USA : Halliburton CEO gets $16.5m in perks, salary

by John Porretto (Asociated Press)
Halliburton Co. chairman and chief executive Dave Lesar, whose move to a new headquarters in Dubai sparked an outcry in the U.S. Congress last month, received a compensation package for 2006 valued by the com-pany at roughly US$16.5 million, according to a proxy statement filed Monday.

Lesar, 53, who has led the high-profile oilfield services company and defence contractor since 2000, received a salary of $1.3 million; the bulk of his package came in a bonus and stock options and awards.

Lesar’s package included a $6.64 million bonus the company referred to as non-stock incentive compensation, above-market returns of $53,249 on deferred compensation and $974,740 in "other compensation" for perks that included use of the company airplane ($206,989), a car and driver to transport Lesar to and from work ($11,092) and restricted stock dividends ($314,749), the company’s filing with the Securities and Exchange Commission showed.

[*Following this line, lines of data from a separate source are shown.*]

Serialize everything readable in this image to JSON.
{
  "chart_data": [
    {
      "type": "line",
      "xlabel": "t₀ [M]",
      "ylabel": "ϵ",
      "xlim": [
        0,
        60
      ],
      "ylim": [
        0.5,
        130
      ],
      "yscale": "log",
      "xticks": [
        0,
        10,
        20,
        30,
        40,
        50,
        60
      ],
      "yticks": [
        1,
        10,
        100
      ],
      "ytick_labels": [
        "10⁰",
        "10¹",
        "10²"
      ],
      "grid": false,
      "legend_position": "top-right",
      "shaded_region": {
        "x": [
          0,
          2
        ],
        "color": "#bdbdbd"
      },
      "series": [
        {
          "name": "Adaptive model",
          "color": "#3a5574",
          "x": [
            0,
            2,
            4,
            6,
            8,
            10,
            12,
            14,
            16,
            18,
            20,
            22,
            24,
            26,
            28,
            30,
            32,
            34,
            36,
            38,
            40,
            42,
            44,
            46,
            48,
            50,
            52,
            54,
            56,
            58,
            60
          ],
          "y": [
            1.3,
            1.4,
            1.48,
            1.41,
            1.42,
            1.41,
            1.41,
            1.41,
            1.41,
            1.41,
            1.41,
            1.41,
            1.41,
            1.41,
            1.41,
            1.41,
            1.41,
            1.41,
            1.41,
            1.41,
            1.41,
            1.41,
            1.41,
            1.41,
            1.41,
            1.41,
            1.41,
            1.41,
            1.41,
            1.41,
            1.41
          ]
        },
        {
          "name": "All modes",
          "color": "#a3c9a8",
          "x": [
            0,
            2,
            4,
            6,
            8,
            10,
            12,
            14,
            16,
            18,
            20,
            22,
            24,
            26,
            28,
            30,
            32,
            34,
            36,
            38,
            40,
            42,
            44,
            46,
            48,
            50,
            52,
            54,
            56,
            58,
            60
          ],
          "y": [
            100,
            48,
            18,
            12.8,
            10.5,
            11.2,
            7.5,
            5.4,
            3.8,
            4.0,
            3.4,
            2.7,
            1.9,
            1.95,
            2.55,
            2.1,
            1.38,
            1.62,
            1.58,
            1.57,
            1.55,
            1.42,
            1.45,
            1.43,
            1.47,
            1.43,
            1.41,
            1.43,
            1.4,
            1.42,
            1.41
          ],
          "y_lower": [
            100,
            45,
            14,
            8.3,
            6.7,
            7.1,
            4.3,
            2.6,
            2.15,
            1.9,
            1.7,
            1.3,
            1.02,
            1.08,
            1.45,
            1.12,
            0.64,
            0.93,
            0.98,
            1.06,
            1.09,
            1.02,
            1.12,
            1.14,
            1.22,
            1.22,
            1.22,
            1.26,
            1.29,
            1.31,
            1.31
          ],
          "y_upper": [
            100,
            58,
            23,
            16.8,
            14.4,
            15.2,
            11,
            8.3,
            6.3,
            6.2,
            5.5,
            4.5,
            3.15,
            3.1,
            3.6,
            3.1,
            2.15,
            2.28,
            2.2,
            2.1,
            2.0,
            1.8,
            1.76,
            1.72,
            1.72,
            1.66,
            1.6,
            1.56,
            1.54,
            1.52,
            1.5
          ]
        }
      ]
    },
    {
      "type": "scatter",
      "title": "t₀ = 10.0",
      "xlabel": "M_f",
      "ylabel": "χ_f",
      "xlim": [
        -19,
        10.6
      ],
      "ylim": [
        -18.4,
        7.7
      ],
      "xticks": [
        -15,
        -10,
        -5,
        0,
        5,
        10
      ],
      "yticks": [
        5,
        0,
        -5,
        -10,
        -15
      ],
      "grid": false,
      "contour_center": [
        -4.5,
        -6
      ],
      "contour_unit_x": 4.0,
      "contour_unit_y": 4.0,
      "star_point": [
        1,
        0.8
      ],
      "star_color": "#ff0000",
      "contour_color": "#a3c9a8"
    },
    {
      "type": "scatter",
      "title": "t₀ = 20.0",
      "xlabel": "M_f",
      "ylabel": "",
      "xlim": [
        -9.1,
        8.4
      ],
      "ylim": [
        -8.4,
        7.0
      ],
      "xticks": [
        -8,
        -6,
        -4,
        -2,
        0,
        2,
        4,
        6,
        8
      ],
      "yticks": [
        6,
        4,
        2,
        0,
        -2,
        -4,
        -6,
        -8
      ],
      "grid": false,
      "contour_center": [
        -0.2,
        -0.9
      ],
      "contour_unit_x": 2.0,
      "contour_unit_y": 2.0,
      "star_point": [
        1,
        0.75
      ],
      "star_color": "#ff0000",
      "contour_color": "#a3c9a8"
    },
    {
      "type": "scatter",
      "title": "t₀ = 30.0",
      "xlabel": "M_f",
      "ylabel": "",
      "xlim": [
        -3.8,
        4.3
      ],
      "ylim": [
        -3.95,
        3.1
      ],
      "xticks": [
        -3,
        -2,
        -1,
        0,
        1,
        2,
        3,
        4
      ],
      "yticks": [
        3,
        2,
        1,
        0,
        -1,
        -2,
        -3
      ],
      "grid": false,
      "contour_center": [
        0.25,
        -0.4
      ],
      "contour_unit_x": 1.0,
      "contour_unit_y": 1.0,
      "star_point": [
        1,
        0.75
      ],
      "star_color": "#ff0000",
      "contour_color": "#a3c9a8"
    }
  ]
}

Lesar received stock and option awards the company valued at $7,525,998 on their grant date last year.

The Associated Press calculations of total pay include executives’ salary, bonus, incentives, perks, above-market returns on deferred compensation and the estimated value of stock options and awards granted during the year.

In January, Halliburton reported net income of $2.3 billion for 2006, down from $2.4 billion a year earlier. Still, the 2006 result handily beat the consensus Wall Street estimate. Full-year revenue rose to $22.6 billion from $20.2 billion in 2005.

Lesar told analysts at the time the company’s balance sheet had never been stronger, ending 2006 with $4.4 billion in cash, an increase of nearly $2 billion from the start of last year.

Two weeks ago, Halliburton said it expected a first-quarter per-share profit of between 49 cents and 54 cents, excluding any potential additional losses from overseas projects associated with KBR Inc., the defence contractor and engineering and construction outfit that’s splitting from Halliburton.

Analysts polled by Thomson Financial, on average, were expecting a first-quarter profit of 59 cents per share. They’ve since lowered that forecast to 53 cents.

Halliburton shareholders have until midnight Monday to trade their shares for 1.5905 shares of KBR as part of a previously announced exchange offer and coming breakup of the two companies. If any KBR shares remain at the end of the offer, Halliburton has said it will distribute them to its shareholders through a special dividend.

Halliburton shares rose 53 cents to close at $32.27 on the New York Stock Exchange. Its 52-week range is $26.33 to $41.99. KBR shares rose 34 cents to $20.69. The shares have traded in a range of $19.66 to $27.63 since their debut in November.